Forming part of the European Commission's "simplification agenda", the package approved today condenses a number of existing legal acts into a single piece of legislation governing all aspects of approval and management of the quality labels, creating simple and more rapid new procedures for producers to ensure protection for their products. Smith also helped secure a new optional quality reserved term, "product of mountain farming"; a greater role for the producer organisations themselves in the active management of these labels; and greater protection for producers against arbitrary cancellations of protected labels by the European Commission.

Alyn said:

"In our increasingly competitive global market, if Scottish Agriculture is not about quality we might as well shut up shop. Today's vote will help in identifying our produce as top end.

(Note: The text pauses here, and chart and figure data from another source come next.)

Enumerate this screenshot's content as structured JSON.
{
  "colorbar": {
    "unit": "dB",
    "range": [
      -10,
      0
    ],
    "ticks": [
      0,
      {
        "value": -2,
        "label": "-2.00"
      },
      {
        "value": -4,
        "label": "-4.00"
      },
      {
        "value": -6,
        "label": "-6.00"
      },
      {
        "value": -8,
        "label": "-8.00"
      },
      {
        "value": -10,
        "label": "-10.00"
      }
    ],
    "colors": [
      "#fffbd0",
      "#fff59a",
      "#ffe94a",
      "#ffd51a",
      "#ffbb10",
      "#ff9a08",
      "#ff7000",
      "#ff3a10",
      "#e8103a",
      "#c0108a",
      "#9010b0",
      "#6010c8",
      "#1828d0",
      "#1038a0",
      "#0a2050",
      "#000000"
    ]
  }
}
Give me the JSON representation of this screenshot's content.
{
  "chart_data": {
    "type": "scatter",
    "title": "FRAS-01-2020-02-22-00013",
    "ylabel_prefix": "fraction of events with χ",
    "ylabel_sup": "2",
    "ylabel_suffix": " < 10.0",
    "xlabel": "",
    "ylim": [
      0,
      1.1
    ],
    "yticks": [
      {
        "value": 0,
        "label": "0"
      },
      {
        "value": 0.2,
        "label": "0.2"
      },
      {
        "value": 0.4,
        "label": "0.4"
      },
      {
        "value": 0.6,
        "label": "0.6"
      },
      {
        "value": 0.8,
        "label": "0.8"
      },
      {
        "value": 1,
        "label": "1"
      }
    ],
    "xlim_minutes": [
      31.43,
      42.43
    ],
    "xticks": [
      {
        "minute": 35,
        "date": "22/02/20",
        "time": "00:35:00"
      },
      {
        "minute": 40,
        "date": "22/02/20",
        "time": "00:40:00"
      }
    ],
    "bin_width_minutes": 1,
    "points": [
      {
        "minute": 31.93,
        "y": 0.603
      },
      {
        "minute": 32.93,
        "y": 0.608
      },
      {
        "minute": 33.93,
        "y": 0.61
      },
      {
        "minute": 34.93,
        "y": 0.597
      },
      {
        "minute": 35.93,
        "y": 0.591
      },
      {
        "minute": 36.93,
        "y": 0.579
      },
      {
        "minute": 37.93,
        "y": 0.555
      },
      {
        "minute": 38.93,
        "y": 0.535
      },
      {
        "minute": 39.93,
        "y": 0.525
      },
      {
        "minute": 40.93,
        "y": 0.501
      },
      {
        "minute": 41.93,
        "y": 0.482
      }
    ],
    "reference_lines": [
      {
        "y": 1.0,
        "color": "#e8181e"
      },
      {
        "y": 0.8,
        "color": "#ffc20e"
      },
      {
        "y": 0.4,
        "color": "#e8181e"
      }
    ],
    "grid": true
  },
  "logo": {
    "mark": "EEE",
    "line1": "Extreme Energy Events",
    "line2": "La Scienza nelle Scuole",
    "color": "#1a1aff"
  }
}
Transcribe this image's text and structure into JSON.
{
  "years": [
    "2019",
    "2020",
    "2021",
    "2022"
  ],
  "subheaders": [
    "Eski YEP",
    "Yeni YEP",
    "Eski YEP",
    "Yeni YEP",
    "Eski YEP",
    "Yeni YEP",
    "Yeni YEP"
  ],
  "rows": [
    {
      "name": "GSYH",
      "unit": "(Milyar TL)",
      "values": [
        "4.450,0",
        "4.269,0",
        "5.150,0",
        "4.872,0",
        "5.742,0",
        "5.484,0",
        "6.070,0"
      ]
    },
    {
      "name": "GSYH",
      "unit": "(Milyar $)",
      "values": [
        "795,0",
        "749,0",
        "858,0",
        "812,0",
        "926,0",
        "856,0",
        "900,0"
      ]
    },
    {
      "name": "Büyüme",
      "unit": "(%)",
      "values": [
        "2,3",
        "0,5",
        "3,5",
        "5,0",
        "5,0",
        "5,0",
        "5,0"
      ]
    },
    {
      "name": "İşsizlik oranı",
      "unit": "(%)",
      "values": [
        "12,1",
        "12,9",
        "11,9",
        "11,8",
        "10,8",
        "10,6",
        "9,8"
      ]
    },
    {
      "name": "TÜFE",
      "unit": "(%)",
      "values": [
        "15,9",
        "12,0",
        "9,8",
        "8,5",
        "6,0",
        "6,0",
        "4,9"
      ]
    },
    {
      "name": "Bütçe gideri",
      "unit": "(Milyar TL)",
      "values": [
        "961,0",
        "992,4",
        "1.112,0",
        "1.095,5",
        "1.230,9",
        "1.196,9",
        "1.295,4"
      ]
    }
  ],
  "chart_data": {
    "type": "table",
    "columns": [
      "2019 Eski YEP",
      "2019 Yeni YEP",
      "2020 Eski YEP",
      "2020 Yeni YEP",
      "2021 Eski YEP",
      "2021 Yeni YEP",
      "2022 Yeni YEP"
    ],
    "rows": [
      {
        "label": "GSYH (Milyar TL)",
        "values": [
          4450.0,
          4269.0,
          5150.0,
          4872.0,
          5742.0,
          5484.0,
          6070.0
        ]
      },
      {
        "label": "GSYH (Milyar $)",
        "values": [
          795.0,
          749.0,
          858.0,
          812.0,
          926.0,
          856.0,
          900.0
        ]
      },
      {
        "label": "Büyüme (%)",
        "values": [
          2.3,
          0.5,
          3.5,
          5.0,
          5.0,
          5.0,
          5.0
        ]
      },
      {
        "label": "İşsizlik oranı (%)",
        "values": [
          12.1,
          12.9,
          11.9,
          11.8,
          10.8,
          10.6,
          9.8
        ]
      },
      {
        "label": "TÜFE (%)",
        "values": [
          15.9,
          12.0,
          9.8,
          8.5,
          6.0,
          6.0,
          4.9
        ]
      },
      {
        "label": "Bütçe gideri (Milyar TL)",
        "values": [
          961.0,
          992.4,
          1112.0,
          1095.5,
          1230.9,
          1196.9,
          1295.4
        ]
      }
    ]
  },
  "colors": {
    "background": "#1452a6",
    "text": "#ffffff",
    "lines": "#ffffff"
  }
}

"It's clear that producing high quality traditional produce can be an important niche for Scotland's farmers. We have already reaped the benefits of the EU quality labels, as the tremendous success of Scotch Beef and Scotch Lamb have shown, through increased sales and value-added retained for the farmer. Today, I believe we have improved and enhanced these schemes, not least through providing mechanisms for groups of producers themselves to take part in the management of individual labels and to improve their marketability. I'm looking forward to exploring the opportunities for Scottish farmers to take advantage of the new optional quality term, "product of mountain farming", to highlight the advantages of our extensive pastoral systems and the grass-fed protein we produce.

"The only disappointment for me was a failure to take immediate action on establishing a new "local farming and direct sales" labelling scheme. I think this would have been worth exploring, and it was initially proposed by the Commission in a draft but then withdrawn. It was a great opportunity to promote our farmers markets and encouraging consumers to buy directly from their farmer, with short production chains that would reduce carbon emissions as well, but unfortunately the committee voted merely for an impact assessment. I shall try to raise this issue again in the negotiations to come."